Chlopcy Rometowcy - Forum Romeciarzy!
Gdańska 205-tka - nie przenosi napędu - Wersja do druku

+- Chlopcy Rometowcy - Forum Romeciarzy! (https://www.chlopcyrometowcy.pl)
+-- Dział: Motorowery i motocykle Romet (/forumdisplay.php?fid=13)
+--- Dział: Problemy techniczne - Silnik, przeniesienie napędu (/forumdisplay.php?fid=221)
+--- Wątek: Gdańska 205-tka - nie przenosi napędu (/showthread.php?tid=50701)

Strony: 1 2


Gdańska 205-tka - nie przenosi napędu - buras_tft - 05-06-2020 15:48:56

Czołem forumowicze!

Jako wieloletni obserwator forum i posiadacz Ogara 205, a obecnie nowy członek tego zacnego grona forum postanowiłem zwrócić się do was o pomoc, ufam waszej wiedzy i doświadczeniu oraz wierzę, że zechcecie mi w jakiś sposób pomóc Smile
Jeżeli kiedykolwiek pojawił się już taki temat to poproszę o link do niego i z góry przepraszam za dublowanie, mea culpa.
Mianowicie, opisze od początku, był rok 2012. Pędząc sobie spokojnie 40 km/h przez ul.
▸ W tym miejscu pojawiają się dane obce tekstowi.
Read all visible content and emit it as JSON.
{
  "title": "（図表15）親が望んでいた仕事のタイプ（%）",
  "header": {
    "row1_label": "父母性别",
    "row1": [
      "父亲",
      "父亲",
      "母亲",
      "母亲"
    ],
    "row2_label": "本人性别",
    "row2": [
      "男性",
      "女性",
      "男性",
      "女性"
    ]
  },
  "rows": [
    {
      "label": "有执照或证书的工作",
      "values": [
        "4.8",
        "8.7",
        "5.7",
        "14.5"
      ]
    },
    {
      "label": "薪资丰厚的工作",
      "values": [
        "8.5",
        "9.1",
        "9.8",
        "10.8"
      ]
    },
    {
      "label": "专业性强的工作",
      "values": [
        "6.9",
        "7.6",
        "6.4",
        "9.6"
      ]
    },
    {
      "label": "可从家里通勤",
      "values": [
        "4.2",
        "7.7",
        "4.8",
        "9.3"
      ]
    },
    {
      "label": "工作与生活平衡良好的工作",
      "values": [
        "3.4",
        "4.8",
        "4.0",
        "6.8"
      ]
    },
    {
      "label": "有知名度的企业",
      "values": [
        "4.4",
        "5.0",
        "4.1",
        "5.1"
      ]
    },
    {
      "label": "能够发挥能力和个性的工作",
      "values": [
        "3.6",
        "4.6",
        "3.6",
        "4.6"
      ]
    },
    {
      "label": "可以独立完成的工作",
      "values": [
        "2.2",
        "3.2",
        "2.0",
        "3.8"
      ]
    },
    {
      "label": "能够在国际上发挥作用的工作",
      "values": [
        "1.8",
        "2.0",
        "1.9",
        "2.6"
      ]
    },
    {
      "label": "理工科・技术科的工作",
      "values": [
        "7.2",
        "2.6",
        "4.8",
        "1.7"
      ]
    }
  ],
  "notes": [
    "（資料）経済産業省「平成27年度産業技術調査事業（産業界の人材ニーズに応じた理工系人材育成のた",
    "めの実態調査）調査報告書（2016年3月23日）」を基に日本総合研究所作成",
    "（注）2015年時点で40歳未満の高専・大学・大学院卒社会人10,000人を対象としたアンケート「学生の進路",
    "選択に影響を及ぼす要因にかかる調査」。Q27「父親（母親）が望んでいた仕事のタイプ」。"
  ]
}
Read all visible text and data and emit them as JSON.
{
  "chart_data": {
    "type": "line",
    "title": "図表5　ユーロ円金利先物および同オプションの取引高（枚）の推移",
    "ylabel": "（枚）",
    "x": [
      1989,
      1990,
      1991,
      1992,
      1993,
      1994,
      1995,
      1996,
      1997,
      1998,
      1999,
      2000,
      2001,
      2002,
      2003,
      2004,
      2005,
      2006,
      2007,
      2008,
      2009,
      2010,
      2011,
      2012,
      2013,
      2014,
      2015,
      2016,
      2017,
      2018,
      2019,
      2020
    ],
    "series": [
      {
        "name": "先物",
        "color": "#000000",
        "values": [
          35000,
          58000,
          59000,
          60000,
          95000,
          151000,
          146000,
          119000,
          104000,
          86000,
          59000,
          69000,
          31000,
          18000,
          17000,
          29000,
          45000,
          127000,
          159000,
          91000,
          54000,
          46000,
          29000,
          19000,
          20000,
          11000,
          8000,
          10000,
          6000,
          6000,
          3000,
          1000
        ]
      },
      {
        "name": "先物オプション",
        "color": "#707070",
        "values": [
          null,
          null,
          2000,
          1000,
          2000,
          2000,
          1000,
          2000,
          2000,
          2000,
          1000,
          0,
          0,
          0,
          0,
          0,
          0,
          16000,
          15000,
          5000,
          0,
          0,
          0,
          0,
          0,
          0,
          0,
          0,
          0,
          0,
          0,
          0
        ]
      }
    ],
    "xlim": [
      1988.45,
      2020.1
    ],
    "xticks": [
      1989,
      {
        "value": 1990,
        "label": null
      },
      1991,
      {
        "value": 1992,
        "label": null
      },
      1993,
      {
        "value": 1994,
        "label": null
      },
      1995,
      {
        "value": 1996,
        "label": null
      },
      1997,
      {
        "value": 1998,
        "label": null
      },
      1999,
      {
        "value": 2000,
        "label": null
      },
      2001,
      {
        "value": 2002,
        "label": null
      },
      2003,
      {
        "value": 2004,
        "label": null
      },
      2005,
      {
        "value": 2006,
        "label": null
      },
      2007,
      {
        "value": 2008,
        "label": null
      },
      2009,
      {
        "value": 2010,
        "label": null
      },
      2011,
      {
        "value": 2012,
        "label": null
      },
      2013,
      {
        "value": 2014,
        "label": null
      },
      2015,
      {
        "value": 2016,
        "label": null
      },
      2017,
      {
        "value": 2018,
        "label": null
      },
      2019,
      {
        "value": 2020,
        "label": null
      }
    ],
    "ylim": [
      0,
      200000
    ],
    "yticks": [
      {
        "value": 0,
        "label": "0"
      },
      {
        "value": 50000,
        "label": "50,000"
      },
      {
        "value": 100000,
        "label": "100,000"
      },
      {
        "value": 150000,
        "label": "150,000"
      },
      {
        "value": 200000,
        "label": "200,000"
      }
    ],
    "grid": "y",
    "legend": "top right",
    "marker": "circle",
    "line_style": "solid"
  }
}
Wita Stwosza w stronę Gdańska Strzyży stanąłem na światłach na wysokości Hali Olivi. Próbując ruszyć na zielonym zauważyłem, że nie mam biegów wtf
Mianowicie wrzucenie czy to jedynki czy dwójki, ze sprzęgłem czy bez, z między gazem, bez gazu, w jakiejkolwiek konfiguracji nie dawało żadnych efektów, sprzęt zachowywał się jakby był cały czas na luzie :/
Zrezygnowany dopchałem go 15km na gdańską Matarnie gdzie wtedy mieszkałem...
Mamy rok 2020, ostatnimi czasy postanowiłem przywrócić maszynę do życia, tym bardziej, że cały ten czas stała w ciepłej ogrzewanej piwnicy a teraz po przeprowadzce dostała własne miejsce w hali ogrzewane hali garażowej (obecnie podzieliła się z Junakiem 125 znajomego, co by jego motorek nie był bezdomny Big Grin ).
Nie jestem mechanikiem (a elektrotechnikiem) ale jakieś podstawowe informacje z mechaniki posiadam. Pomyślałem sobie - pewnie skończyło się sprzęgło. Ok, zabrałem się za wymianę - oleju prawie zero, zrzuciłem resztkę starego, zdjąłem prawy dekiel i faktycznie - sprzęgło się skończyło (korki starte prawie do zera). Wyczyściłem wszystko bardzo dokładnie, założyłem nowe sprzęgło, popychacz na miejscu, palec popychacza na miejscu, zalałem nowy olej Lotos Parus GL4 80W90 (aż zaczął przeciekać przez śrubkę inspekcyjną), poszły nowe uszczelki z kryngelitu do tego, wydawało się że wszystko jest ok. W międzyczasie zrobiłem całkowicie na nowo obydwa hamulce (teraz to są żylety, w miejscu koło staje), powymieniałem linki... Przyszło dziś go odpalić i sprawdzić co i jak. Otóż po odpaleniu, wbiciu go na bieg (ze sprzęgłem, słychać że coś "dźwiękowo" się zmienia) i próbie ruszenia choć kawałek z miejsca dalej nic Sad Zachowuje się jakby cały czas był wysprzęglony, zero ruchu łańcucha :/ Zaznaczę od razu że naoglądałem się masę video poradników zanim zabierałem się za którykolwiek etap remontu oraz czytałem poradniki, sprzęgło złożone wg. wszelakich prawideł i poradników. Czy to może być wina automatu zmiany biegów, coś wyskoczyło, zgruchotałem w 2012 skrzynie biegów?
Szanowni forumowicze, niegodzien jako nowy o pomoc prosić, lecz gdybyście wiedzą swą podzielić się zechcieli to wielce rad byłbym i zaszczycon Smile
W ramach podzięki to co mogę zrobić - podzielę się zdjęciami z dzisiaj po całkowitej regeneracji hamulców oraz wymianie ogumienia - jeszcze sporo drobnych rzeczy zostało do zrobienia ale po kolei (wydech zabrałem mu do domu celem poskładania i regeneracji :> ) Smile

[attachment=19733]


RE: Gdańska 205-tka - nie przenosi napędu - bkrukl - 05-06-2020 16:06:24

A jak wczucasz ten bieg, to czujesz jakuekolwiek zgrzytnięcie, szarpnięcie czy coś?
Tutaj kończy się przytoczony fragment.